This time of year is when I usually get back to my fitness routine. Why? You guessed it: young windsurfers are in school on weekdays and adults are back into “workweek mode”, so I can make time for myself during the week. My favorite form of exercise when I want to improve my general stamina and muscle endurance before setting any specific goal is circuit training. Here’s why:
It’s enjoyable. The biggest challenge for me when I return to a regular fitness programme after a long break is maintaining motivation. A circuit training format helps me add variety and design every session with a different goal or a different body part focus. It’s hard to get bored when you can play with your workout!

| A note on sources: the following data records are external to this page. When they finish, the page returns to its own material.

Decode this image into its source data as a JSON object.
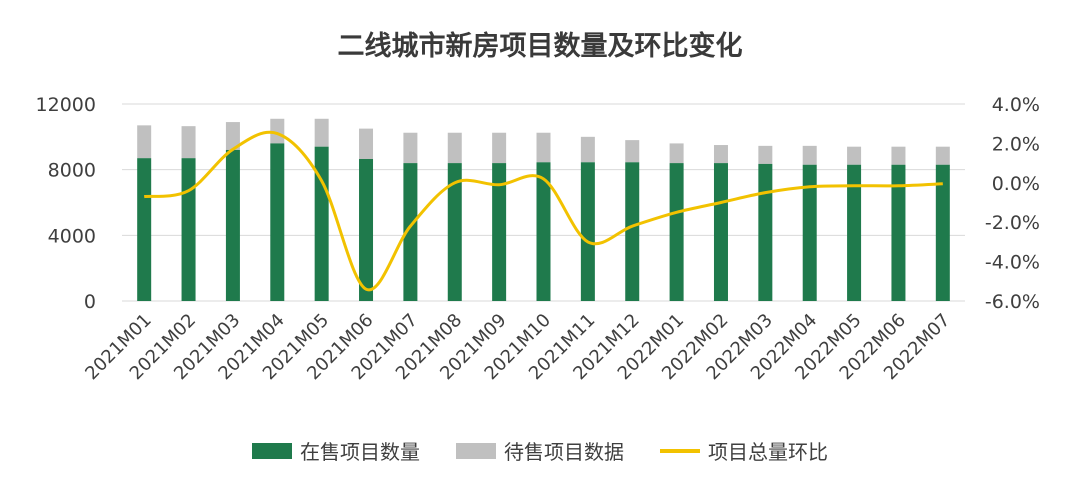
{
  "chart_data": {
    "type": "bar",
    "title": "二线城市新房项目数量及环比变化",
    "categories": [
      "2021M01",
      "2021M02",
      "2021M03",
      "2021M04",
      "2021M05",
      "2021M06",
      "2021M07",
      "2021M08",
      "2021M09",
      "2021M10",
      "2021M11",
      "2021M12",
      "2022M01",
      "2022M02",
      "2022M03",
      "2022M04",
      "2022M05",
      "2022M06",
      "2022M07"
    ],
    "series": [
      {
        "name": "在售项目数量",
        "type": "bar",
        "stacked": true,
        "color": "#1f7a4c",
        "values": [
          8700,
          8700,
          9200,
          9600,
          9400,
          8650,
          8400,
          8400,
          8400,
          8450,
          8450,
          8450,
          8400,
          8400,
          8350,
          8300,
          8300,
          8300,
          8300
        ]
      },
      {
        "name": "待售项目数据",
        "type": "bar",
        "stacked": true,
        "color": "#c0c0c0",
        "values": [
          2000,
          1950,
          1700,
          1500,
          1700,
          1850,
          1850,
          1850,
          1850,
          1800,
          1550,
          1350,
          1200,
          1100,
          1100,
          1150,
          1100,
          1100,
          1100
        ]
      },
      {
        "name": "项目总量环比",
        "type": "line",
        "axis": "right",
        "color": "#f2c200",
        "values": [
          -0.7,
          -0.4,
          1.7,
          2.5,
          0.1,
          -5.4,
          -2.2,
          0.0,
          -0.1,
          0.2,
          -3.0,
          -2.2,
          -1.5,
          -1.0,
          -0.5,
          -0.2,
          -0.15,
          -0.15,
          -0.05
        ]
      }
    ],
    "y_left": {
      "ticks": [
        "0",
        "4000",
        "8000",
        "12000"
      ],
      "ylim": [
        0,
        12000
      ]
    },
    "y_right": {
      "ticks": [
        "-6.0%",
        "-4.0%",
        "-2.0%",
        "0.0%",
        "2.0%",
        "4.0%"
      ],
      "ylim": [
        -6,
        4
      ]
    },
    "grid": true,
    "legend_position": "bottom"
  },
  "legend": {
    "onsale": "在售项目数量",
    "pending": "待售项目数据",
    "mom": "项目总量环比"
  },
  "colors": {
    "green": "#1f7a4c",
    "gray": "#c0c0c0",
    "gold": "#f2c200",
    "grid": "#d9d9d9"
  }
}
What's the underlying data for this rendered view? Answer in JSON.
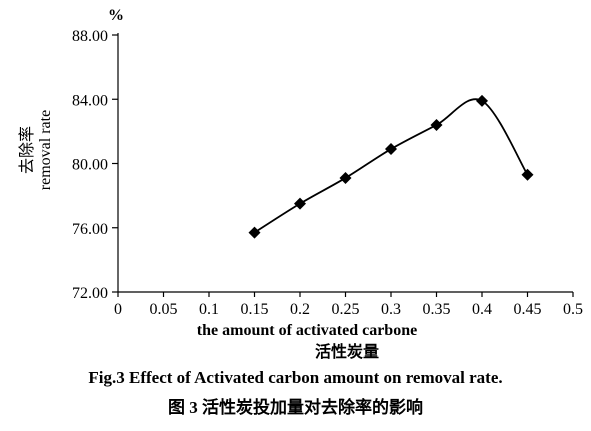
{
  "chart_data": {
    "type": "line",
    "unit_label": "%",
    "ylabel_cn": "去除率",
    "ylabel": "removal rate",
    "xlabel": "the amount of activated carbone",
    "xlabel_cn": "活性炭量",
    "xlim": [
      0,
      0.5
    ],
    "ylim": [
      72,
      88
    ],
    "x_ticks": [
      {
        "value": 0,
        "label": "0"
      },
      {
        "value": 0.05,
        "label": "0.05"
      },
      {
        "value": 0.1,
        "label": "0.1"
      },
      {
        "value": 0.15,
        "label": "0.15"
      },
      {
        "value": 0.2,
        "label": "0.2"
      },
      {
        "value": 0.25,
        "label": "0.25"
      },
      {
        "value": 0.3,
        "label": "0.3"
      },
      {
        "value": 0.35,
        "label": "0.35"
      },
      {
        "value": 0.4,
        "label": "0.4"
      },
      {
        "value": 0.45,
        "label": "0.45"
      },
      {
        "value": 0.5,
        "label": "0.5"
      }
    ],
    "y_ticks": [
      {
        "value": 72,
        "label": "72.00"
      },
      {
        "value": 76,
        "label": "76.00"
      },
      {
        "value": 80,
        "label": "80.00"
      },
      {
        "value": 84,
        "label": "84.00"
      },
      {
        "value": 88,
        "label": "88.00"
      }
    ],
    "series": [
      {
        "marker": "diamond",
        "x": [
          0.15,
          0.2,
          0.25,
          0.3,
          0.35,
          0.4,
          0.45
        ],
        "y": [
          75.7,
          77.5,
          79.1,
          80.9,
          82.4,
          83.9,
          79.3
        ]
      }
    ],
    "grid": false
  },
  "caption": {
    "line1": "Fig.3   Effect of Activated carbon amount on removal rate.",
    "line2": "图 3   活性炭投加量对去除率的影响"
  }
}
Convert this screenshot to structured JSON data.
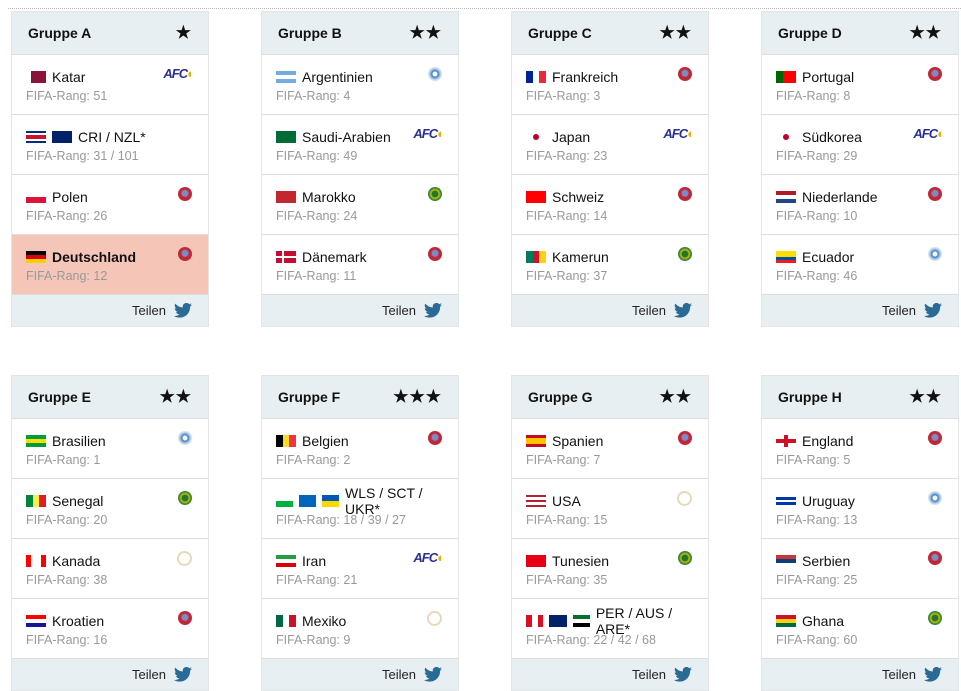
{
  "share_label": "Teilen",
  "rank_prefix": "FIFA-Rang: ",
  "groups": [
    {
      "name": "Gruppe A",
      "stars": "★",
      "teams": [
        {
          "name": "Katar",
          "rank": "51",
          "conf": "afc",
          "flags": [
            {
              "d": "v",
              "s": [
                "#fff",
                "#8a1538",
                "#8a1538",
                "#8a1538"
              ]
            }
          ]
        },
        {
          "name": "CRI / NZL*",
          "rank": "31 / 101",
          "conf": "",
          "flags": [
            {
              "d": "h",
              "s": [
                "#002b7f",
                "#fff",
                "#ce1126",
                "#ce1126",
                "#fff",
                "#002b7f"
              ]
            },
            {
              "d": "h",
              "s": [
                "#012169",
                "#012169"
              ]
            }
          ]
        },
        {
          "name": "Polen",
          "rank": "26",
          "conf": "uefa",
          "flags": [
            {
              "d": "h",
              "s": [
                "#fff",
                "#dc143c"
              ]
            }
          ]
        },
        {
          "name": "Deutschland",
          "rank": "12",
          "conf": "uefa",
          "highlight": true,
          "flags": [
            {
              "d": "h",
              "s": [
                "#000",
                "#dd0000",
                "#ffce00"
              ]
            }
          ]
        }
      ]
    },
    {
      "name": "Gruppe B",
      "stars": "★★",
      "teams": [
        {
          "name": "Argentinien",
          "rank": "4",
          "conf": "conmebol",
          "flags": [
            {
              "d": "h",
              "s": [
                "#74acdf",
                "#fff",
                "#74acdf"
              ]
            }
          ]
        },
        {
          "name": "Saudi-Arabien",
          "rank": "49",
          "conf": "afc",
          "flags": [
            {
              "d": "h",
              "s": [
                "#006c35"
              ]
            }
          ]
        },
        {
          "name": "Marokko",
          "rank": "24",
          "conf": "caf",
          "flags": [
            {
              "d": "h",
              "s": [
                "#c1272d"
              ]
            }
          ]
        },
        {
          "name": "Dänemark",
          "rank": "11",
          "conf": "uefa",
          "flags": [
            {
              "d": "h",
              "s": [
                "#c60c30"
              ],
              "x": "white"
            }
          ]
        }
      ]
    },
    {
      "name": "Gruppe C",
      "stars": "★★",
      "teams": [
        {
          "name": "Frankreich",
          "rank": "3",
          "conf": "uefa",
          "flags": [
            {
              "d": "v",
              "s": [
                "#002395",
                "#fff",
                "#ed2939"
              ]
            }
          ]
        },
        {
          "name": "Japan",
          "rank": "23",
          "conf": "afc",
          "flags": [
            {
              "d": "h",
              "s": [
                "#fff"
              ],
              "dot": true
            }
          ]
        },
        {
          "name": "Schweiz",
          "rank": "14",
          "conf": "uefa",
          "flags": [
            {
              "d": "h",
              "s": [
                "#ff0000"
              ]
            }
          ]
        },
        {
          "name": "Kamerun",
          "rank": "37",
          "conf": "caf",
          "flags": [
            {
              "d": "v",
              "s": [
                "#007a5e",
                "#ce1126",
                "#fcd116"
              ]
            }
          ]
        }
      ]
    },
    {
      "name": "Gruppe D",
      "stars": "★★",
      "teams": [
        {
          "name": "Portugal",
          "rank": "8",
          "conf": "uefa",
          "flags": [
            {
              "d": "v",
              "s": [
                "#006600",
                "#ff0000",
                "#ff0000"
              ]
            }
          ]
        },
        {
          "name": "Südkorea",
          "rank": "29",
          "conf": "afc",
          "flags": [
            {
              "d": "h",
              "s": [
                "#fff"
              ],
              "dot": true
            }
          ]
        },
        {
          "name": "Niederlande",
          "rank": "10",
          "conf": "uefa",
          "flags": [
            {
              "d": "h",
              "s": [
                "#ae1c28",
                "#fff",
                "#21468b"
              ]
            }
          ]
        },
        {
          "name": "Ecuador",
          "rank": "46",
          "conf": "conmebol",
          "flags": [
            {
              "d": "h",
              "s": [
                "#ffdd00",
                "#ffdd00",
                "#034ea2",
                "#ed1c24"
              ]
            }
          ]
        }
      ]
    },
    {
      "name": "Gruppe E",
      "stars": "★★",
      "teams": [
        {
          "name": "Brasilien",
          "rank": "1",
          "conf": "conmebol",
          "flags": [
            {
              "d": "h",
              "s": [
                "#009c3b",
                "#ffdf00",
                "#009c3b"
              ]
            }
          ]
        },
        {
          "name": "Senegal",
          "rank": "20",
          "conf": "caf",
          "flags": [
            {
              "d": "v",
              "s": [
                "#00853f",
                "#fdef42",
                "#e31b23"
              ]
            }
          ]
        },
        {
          "name": "Kanada",
          "rank": "38",
          "conf": "concacaf",
          "flags": [
            {
              "d": "v",
              "s": [
                "#ff0000",
                "#fff",
                "#fff",
                "#ff0000"
              ]
            }
          ]
        },
        {
          "name": "Kroatien",
          "rank": "16",
          "conf": "uefa",
          "flags": [
            {
              "d": "h",
              "s": [
                "#ff0000",
                "#fff",
                "#171796"
              ]
            }
          ]
        }
      ]
    },
    {
      "name": "Gruppe F",
      "stars": "★★★",
      "teams": [
        {
          "name": "Belgien",
          "rank": "2",
          "conf": "uefa",
          "flags": [
            {
              "d": "v",
              "s": [
                "#000",
                "#fdda24",
                "#ef3340"
              ]
            }
          ]
        },
        {
          "name": "WLS / SCT / UKR*",
          "rank": "18 / 39 / 27",
          "conf": "",
          "flags": [
            {
              "d": "h",
              "s": [
                "#fff",
                "#00b140"
              ]
            },
            {
              "d": "h",
              "s": [
                "#0065bd"
              ]
            },
            {
              "d": "h",
              "s": [
                "#0057b7",
                "#ffd700"
              ]
            }
          ]
        },
        {
          "name": "Iran",
          "rank": "21",
          "conf": "afc",
          "flags": [
            {
              "d": "h",
              "s": [
                "#239f40",
                "#fff",
                "#da0000"
              ]
            }
          ]
        },
        {
          "name": "Mexiko",
          "rank": "9",
          "conf": "concacaf",
          "flags": [
            {
              "d": "v",
              "s": [
                "#006847",
                "#fff",
                "#ce1126"
              ]
            }
          ]
        }
      ]
    },
    {
      "name": "Gruppe G",
      "stars": "★★",
      "teams": [
        {
          "name": "Spanien",
          "rank": "7",
          "conf": "uefa",
          "flags": [
            {
              "d": "h",
              "s": [
                "#c60b1e",
                "#ffc400",
                "#ffc400",
                "#c60b1e"
              ]
            }
          ]
        },
        {
          "name": "USA",
          "rank": "15",
          "conf": "concacaf",
          "flags": [
            {
              "d": "h",
              "s": [
                "#b22234",
                "#fff",
                "#b22234",
                "#fff",
                "#b22234"
              ]
            }
          ]
        },
        {
          "name": "Tunesien",
          "rank": "35",
          "conf": "caf",
          "flags": [
            {
              "d": "h",
              "s": [
                "#e70013"
              ]
            }
          ]
        },
        {
          "name": "PER / AUS / ARE*",
          "rank": "22 / 42 / 68",
          "conf": "",
          "flags": [
            {
              "d": "v",
              "s": [
                "#d91023",
                "#fff",
                "#d91023"
              ]
            },
            {
              "d": "h",
              "s": [
                "#012169"
              ]
            },
            {
              "d": "h",
              "s": [
                "#00732f",
                "#fff",
                "#000"
              ]
            }
          ]
        }
      ]
    },
    {
      "name": "Gruppe H",
      "stars": "★★",
      "teams": [
        {
          "name": "England",
          "rank": "5",
          "conf": "uefa",
          "flags": [
            {
              "d": "h",
              "s": [
                "#fff"
              ],
              "x": "red"
            }
          ]
        },
        {
          "name": "Uruguay",
          "rank": "13",
          "conf": "conmebol",
          "flags": [
            {
              "d": "h",
              "s": [
                "#fff",
                "#0038a8",
                "#fff",
                "#0038a8",
                "#fff"
              ]
            }
          ]
        },
        {
          "name": "Serbien",
          "rank": "25",
          "conf": "uefa",
          "flags": [
            {
              "d": "h",
              "s": [
                "#c6363c",
                "#0c4076",
                "#fff"
              ]
            }
          ]
        },
        {
          "name": "Ghana",
          "rank": "60",
          "conf": "caf",
          "flags": [
            {
              "d": "h",
              "s": [
                "#ce1126",
                "#fcd116",
                "#006b3f"
              ]
            }
          ]
        }
      ]
    }
  ]
}
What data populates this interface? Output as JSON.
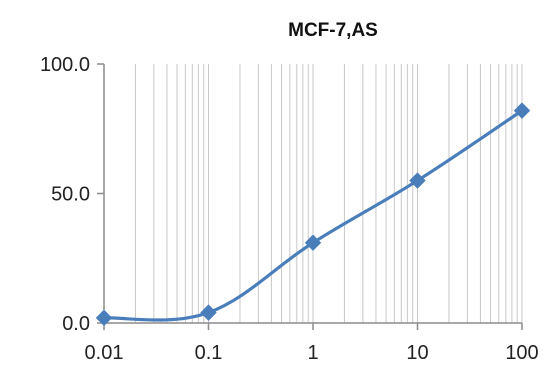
{
  "chart_data": {
    "type": "line",
    "title": "MCF-7,AS",
    "xlabel": "",
    "ylabel": "",
    "xscale": "log",
    "xlim": [
      0.01,
      100
    ],
    "ylim": [
      0,
      100
    ],
    "grid": {
      "vertical_minor": true,
      "horizontal": false
    },
    "legend": "none",
    "x_tick_labels": [
      "0.01",
      "0.1",
      "1",
      "10",
      "100"
    ],
    "x_ticks": [
      0.01,
      0.1,
      1,
      10,
      100
    ],
    "y_tick_labels": [
      "0.0",
      "50.0",
      "100.0"
    ],
    "y_ticks": [
      0,
      50,
      100
    ],
    "series": [
      {
        "x": [
          0.01,
          0.1,
          1,
          10,
          100
        ],
        "y": [
          2,
          4,
          31,
          55,
          82
        ],
        "color": "#4a7ebb",
        "marker": "diamond",
        "smooth": true
      }
    ]
  }
}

It helps me see which muscle groups I need to work most on. Windsurfing works the upper body disproportionately more than the lower body, especially in my case which is coaching beginner and intermediate level sailors. I spend most of the summer in non-planing conditions, just standing on my board, in the water, or coaching from the rescue boat. My thighs feel like jelly when I start training. So does my chest and triceps. Putting exercises together back to back helps me pinpoint weak areas that I need to work on!
Combination of strength and cardio. I find that when getting back to fitness after summer I can barely devote 30’ x 3 times a week to it. With a circuit training format I can easily combine both resistance and cardiovascular training in a short amount of time and get a good workout done.
Adaptability. I know that my body and skills plateau if I do the same type or same order of exercises time and time again. I love mixing up exercise selection or the order of the exercises and switch from strength to stamina focused workouts and vice versa.
I can easily monitor my improvement. If I am able to achieve more repetitions, complete the sets in less time or have a lower heart rate at the end of each set, this means I am doing better!
I always start with non-equipment exercises and play with intensity: number of exercises and number of repetitions or set duration. I start with not more than 4-6 exercises doing 8-10 reps or 30’’ for each one with 15’’ in-between exercises. I gradually increase number of exercises in the circuit along with number of reps or set duration and also decrease recovery duration when I want to work on my stamina.